После этих политических событий отец раздал ученикам русские детские книжки. Книжки с картинками и коротенькими текстами на кириллице. Разумеется, он узнал о них от своих друзей-коммунистов. Ученик Кирхнера был страстным коллекционером и собрал почти все иллюстрированные книги, вышедшие в Советском Союзе с 1917 года. Отец дал эти разноцветные книжки своим ученикам именно потому, что тексты были непонятны. (Он и сам точно не знал, о чем в них говорилось.) Ученики должны были сочинить к этим картинкам собственные истории, да к тому же на французском языке. В тот же вечер позвонил очень взволнованный секретарь школы: отцу надлежало завтра же рано утром, в 7.00, явиться к директору школы. Господин директор вне себя…
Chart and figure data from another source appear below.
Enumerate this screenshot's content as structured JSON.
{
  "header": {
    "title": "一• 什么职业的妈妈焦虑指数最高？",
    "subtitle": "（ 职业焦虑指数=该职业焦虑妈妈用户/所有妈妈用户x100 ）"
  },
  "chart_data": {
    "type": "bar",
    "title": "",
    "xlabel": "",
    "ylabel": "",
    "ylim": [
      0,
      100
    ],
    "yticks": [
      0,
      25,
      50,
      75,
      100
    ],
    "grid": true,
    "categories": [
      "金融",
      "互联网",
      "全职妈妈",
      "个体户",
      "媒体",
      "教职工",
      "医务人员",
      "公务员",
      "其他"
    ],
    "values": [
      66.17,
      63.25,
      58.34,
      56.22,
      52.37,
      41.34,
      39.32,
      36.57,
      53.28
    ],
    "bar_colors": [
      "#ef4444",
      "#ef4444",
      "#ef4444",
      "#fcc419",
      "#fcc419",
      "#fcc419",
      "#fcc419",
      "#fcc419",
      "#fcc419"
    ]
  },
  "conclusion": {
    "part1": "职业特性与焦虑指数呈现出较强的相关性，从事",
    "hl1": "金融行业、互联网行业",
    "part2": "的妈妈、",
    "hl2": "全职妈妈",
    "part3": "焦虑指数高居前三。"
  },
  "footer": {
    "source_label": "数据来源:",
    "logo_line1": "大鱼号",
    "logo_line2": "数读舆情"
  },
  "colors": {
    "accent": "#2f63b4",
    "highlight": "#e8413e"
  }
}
Здание школы было построено по образцу палаццо Питти во Флоренции, внушительный ренессанс с широкими лестницами, по которым отец и поднялся незадолго до семи. Он прошел по гулким коридорам и постучал в кабинет директора. Ему открыл секретарь, человек с невзрачной внешностью. Отец вошел в мрачную большую комнату, у противоположной стены на краю стола боком сидел директор. Ростом директор не вышел, и его ноги почти не касались пола. На нем был мундир майора войск связи и черные сапоги. Рядом с ним на столе лежала форменная фуражка. В правой руке он держал измазанную чернилами линейку и постукивал ею по ладони левой. Его усы, несколько недель тому назад подстриженные под Адольфа Гитлера, за последние дни отросли и украсились двумя скошенными уголками. Глаза, совершенно стеклянные, вылезали из орбит.

— Коммунистическая пропаганда! — закричал он и поднял какую-то книгу. — В моей школе!

Отец подошел поближе — за ним шмыгнул секретарь — и взял книгу. Это была книга из коллекции ученика Кирхнера. В ней шла речь о репе, огромной репе, которую крестьянин не мог вытянуть из земли, хотя и тянул изо всех сил. Тогда он позвал на помощь крестьянку, она потянула крестьянина, а тот потянул репу. Ничего не вышло. Мимо проходила маленькая девочка, она стала тянуть крестьянку, которая тянула крестьянина, который тянул репу. Потом мальчишка в синих штанах, молочник, собака. И только когда маленькая птичка потянула за хвост собачонку, которая тянула молочника, который тянул мальчишку в синих штанах, который тянул маленькую девочку, которая тянула крестьянку, которая тянула крестьянина, — репа поддалась и выскочила из земли так неожиданно, что все помощники повалились друг на друга: крестьянин на крестьянку, та на маленькую девочку, девчонка — на мальчишку в синих штанах, тот — на молочника, молочник — на собаку. На последнем рисунке все они лежали, задрав ноги и хохоча, потому что сегодня на ужин у них будет огромная репа и потому что они все так замечательно помогли друг другу, а птичка весело порхала над ними.

— Вам не известно, — бушевал директор, — что в наших демократических школах запрещена всякая политическая пропаганда?

Отец ответил, что он был далек от мысли о какой бы то ни было пропаганде, тем более коммунистической, и что всего лишь хотел дать толчок фантазии учеников.

— Причем именно марксистско-ленинской писаниной! — завопил директор и съехал с края стола, наверно, нечаянно, потому что теперь он стоял на полу и ему пришлось задирать подбородок, чтобы смотреть в лицо отцу. (А мой отец тоже не был великаном.) Он взял со стола бумагу со множеством печатей и помахал ею перед лицом отца. — У меня здесь донесение кантонального налогового управления, — почти прошептал он и подошел ближе к отцу. — За то время, что вы работаете в школе, почти восемь лет, вы не подали в кантональное налоговое управление ни одной налоговой декларации и не заплатили ни франка налогов. — Его глаза стали еще больше, еще прозрачнее, и он снова закричал, причем его рот находился где-то на уровне отцовского живота. — Я собираюсь возбудить в отношении вас дисциплинарное расследование! — кричал он. — Я позабочусь о том, чтобы вы никогда больше не смогли распространять вашу красную заразу ни в одном учебном заведении этой страны. Можете идти!